The new-generation Transporter medium van made a solid start with an 11.8% rise to 21,526 in its first full year on the market. However, VW will be confident of putting more space between itself and its nearest challengers when its new Crafter, built in-house following the termination of the agreement with Mercedes, which saw the old model overshadowed and outsold by the Sprinter that it was based upon, comes to market in May. VW may even have ambitions of closing the gap on Ford.
Peugeot remained in fourth place, despite a 1.5% dip in sales year-on-year to 33,187 units, just ahead of Mercedes, which remained almost static on 32,029 – selling just 142 more units than it did in 2015. Its big-selling Sprinter lost ground while its moderate-selling Vito grew volume. The brand has stated in recent years that it has its sites set on becoming the UK’s second biggest seller of LCVs, but this target appears a long way off – although the introduction of a pick-up truck in 2018 may help its cause somewhat.

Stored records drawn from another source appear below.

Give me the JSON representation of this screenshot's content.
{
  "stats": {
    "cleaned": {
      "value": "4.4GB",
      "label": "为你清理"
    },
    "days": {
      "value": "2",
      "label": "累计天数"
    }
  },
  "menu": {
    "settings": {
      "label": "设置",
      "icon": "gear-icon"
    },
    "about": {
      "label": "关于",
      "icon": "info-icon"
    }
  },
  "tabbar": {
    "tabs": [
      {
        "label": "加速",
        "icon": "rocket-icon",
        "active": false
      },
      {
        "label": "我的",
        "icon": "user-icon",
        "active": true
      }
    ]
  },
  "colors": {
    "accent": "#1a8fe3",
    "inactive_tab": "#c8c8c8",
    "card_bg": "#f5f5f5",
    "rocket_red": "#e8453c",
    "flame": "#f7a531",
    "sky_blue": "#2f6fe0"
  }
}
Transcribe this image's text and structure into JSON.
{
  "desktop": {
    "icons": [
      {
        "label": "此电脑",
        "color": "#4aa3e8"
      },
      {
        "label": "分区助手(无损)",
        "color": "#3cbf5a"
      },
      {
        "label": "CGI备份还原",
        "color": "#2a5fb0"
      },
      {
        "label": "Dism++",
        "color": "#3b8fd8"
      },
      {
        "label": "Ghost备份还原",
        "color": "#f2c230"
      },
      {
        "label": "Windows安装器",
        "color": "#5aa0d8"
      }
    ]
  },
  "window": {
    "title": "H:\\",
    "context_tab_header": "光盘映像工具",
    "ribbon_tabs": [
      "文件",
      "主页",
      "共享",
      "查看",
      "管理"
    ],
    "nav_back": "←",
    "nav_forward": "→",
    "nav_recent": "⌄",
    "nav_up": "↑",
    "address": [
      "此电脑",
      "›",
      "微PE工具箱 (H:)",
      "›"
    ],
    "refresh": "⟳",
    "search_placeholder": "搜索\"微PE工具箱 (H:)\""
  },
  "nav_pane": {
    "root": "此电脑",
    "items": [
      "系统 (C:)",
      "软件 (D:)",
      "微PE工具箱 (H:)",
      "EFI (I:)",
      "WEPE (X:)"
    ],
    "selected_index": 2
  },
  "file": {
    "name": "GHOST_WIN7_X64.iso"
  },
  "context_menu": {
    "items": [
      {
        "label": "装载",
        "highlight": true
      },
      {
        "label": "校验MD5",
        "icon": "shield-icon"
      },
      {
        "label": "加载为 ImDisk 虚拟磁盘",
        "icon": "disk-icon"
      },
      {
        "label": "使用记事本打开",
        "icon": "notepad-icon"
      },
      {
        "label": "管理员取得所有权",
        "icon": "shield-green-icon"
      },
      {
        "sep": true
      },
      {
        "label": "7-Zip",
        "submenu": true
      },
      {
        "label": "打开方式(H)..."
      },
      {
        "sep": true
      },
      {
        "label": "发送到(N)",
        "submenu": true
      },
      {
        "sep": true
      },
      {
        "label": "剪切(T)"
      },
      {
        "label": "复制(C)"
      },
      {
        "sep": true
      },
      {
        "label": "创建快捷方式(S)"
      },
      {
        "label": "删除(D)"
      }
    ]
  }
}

Citroen was tucked in behind Mercedes again, despite a 7.8% drop in volume, and next up was rival French brand Renault, just 2,000 sales behind on 25, 773 – a modest 1.5% rise next to last year’s 39.6% jump.
Apart from Ford, the other big winner among the major players was Nissan. Its sales rocketed by 35% to 15,728 with the Navara pick-up leading the charge on 9,574, up by more than 50% year-on-year. Nissan leapfrogged Fiat Professional into eighth place, while Fiat’s sales fell 13% to 10,185 in 2016, a decrease that followed a 7.3% dip in the previous 12 months.
The final place in the top 10 was taken by Mitsubishi replacing Land Rover – no surprise there as the latter has stopped production of the Defender – but eyebrows may have been raised at Toyota trailing behind in 11th spot with sales of just 7,275, resulting in a 28% downturn year-on-year.